Chi sta pensando di comprare un nuovo iPhone può tirare un sospiro di sollievo: dopo voci che parlavano di possibili rincari fino al 150 dollari in più in relazione all'acuirsi delle tensioni commerciali tra Stati Uniti e Cina, da qualche ora sembra che i telefoni Apple non subiranno alcun tipo di aumento di prezzo. Nelle scorse ore infatti i due Paesi hanno raggiunto un accordo che, tra le altre cose, sembra aver disinnescato (almeno temporaneamente) l'applicazione di dazi che rischiavano di far impennare il costo del gadget o di costringere Apple a venderlo a margini di guadagno sensibilmente minori.

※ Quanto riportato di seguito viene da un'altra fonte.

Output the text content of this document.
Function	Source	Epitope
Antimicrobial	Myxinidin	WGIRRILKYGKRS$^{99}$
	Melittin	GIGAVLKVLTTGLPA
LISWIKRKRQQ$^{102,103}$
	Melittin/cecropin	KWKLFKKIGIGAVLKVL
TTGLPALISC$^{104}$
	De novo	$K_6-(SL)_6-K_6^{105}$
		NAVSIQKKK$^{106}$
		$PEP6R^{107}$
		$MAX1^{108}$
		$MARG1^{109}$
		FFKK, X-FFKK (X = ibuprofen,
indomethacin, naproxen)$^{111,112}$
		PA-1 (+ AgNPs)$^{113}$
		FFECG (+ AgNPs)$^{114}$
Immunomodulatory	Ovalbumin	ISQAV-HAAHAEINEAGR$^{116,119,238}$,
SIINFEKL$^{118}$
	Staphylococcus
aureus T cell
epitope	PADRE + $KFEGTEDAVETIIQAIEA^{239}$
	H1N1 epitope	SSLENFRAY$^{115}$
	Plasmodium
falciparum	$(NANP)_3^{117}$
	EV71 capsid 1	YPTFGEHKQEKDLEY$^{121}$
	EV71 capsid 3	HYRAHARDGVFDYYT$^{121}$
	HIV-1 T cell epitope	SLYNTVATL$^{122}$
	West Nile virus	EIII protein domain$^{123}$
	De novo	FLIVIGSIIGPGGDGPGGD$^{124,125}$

Il timore che il conflitto commerciale potesse influire negativamente sul prezzo di iPhone (ma anche di iPad e di altri dispositivi Apple) era nato già mesi fa: quasi tutti i prodotti più recenti ed evoluti del gruppo del resto sono ancora fabbricati completamente in Cina. Ai tempi si ipotizzava che per sfuggire ai dazi sui prodotti di importazione cinesi applicati dagli Stati Uniti Apple potesse decidere di spostare la produzione in un altro Paese, ma entrambe le strade scelte avrebbero comportato dei costi. Poche settimane dopo era stata ufficializzata l'entità delle tariffe alle quali sarebbero stati sottoposti i prodotti — il 15 percento, ovvero circa 150 dollari sui prezzi dei telefoni più recenti — e la data della loro entrata in vigore, ovvero il 15 dicembre.

In questi giorni però i due Paesi sono giunti a un accordo che ha portato l'ammnistrazione Trump ad azzerare i dazi all'ultimo momento, facendo al contempo ad Apple un grande favore. In una nota agli investitori di Wedbush Securities ottenuta da Bloomberg, l'analista Dan Ives ha ipotizzato infatti che — in caso non si fosse giunti a un accordo — la società si sarebbe probabilmente trovata di fronte a un bivio: da una parte sobbarcarsi i rincari per non colpire la domanda del prodotto, facendo cadere del 4 percento i guadagni per singola azione del gruppo; dall'altra passare ai consumatori i rialzi, causando un calo delle vendite dal 6 all'8 percento.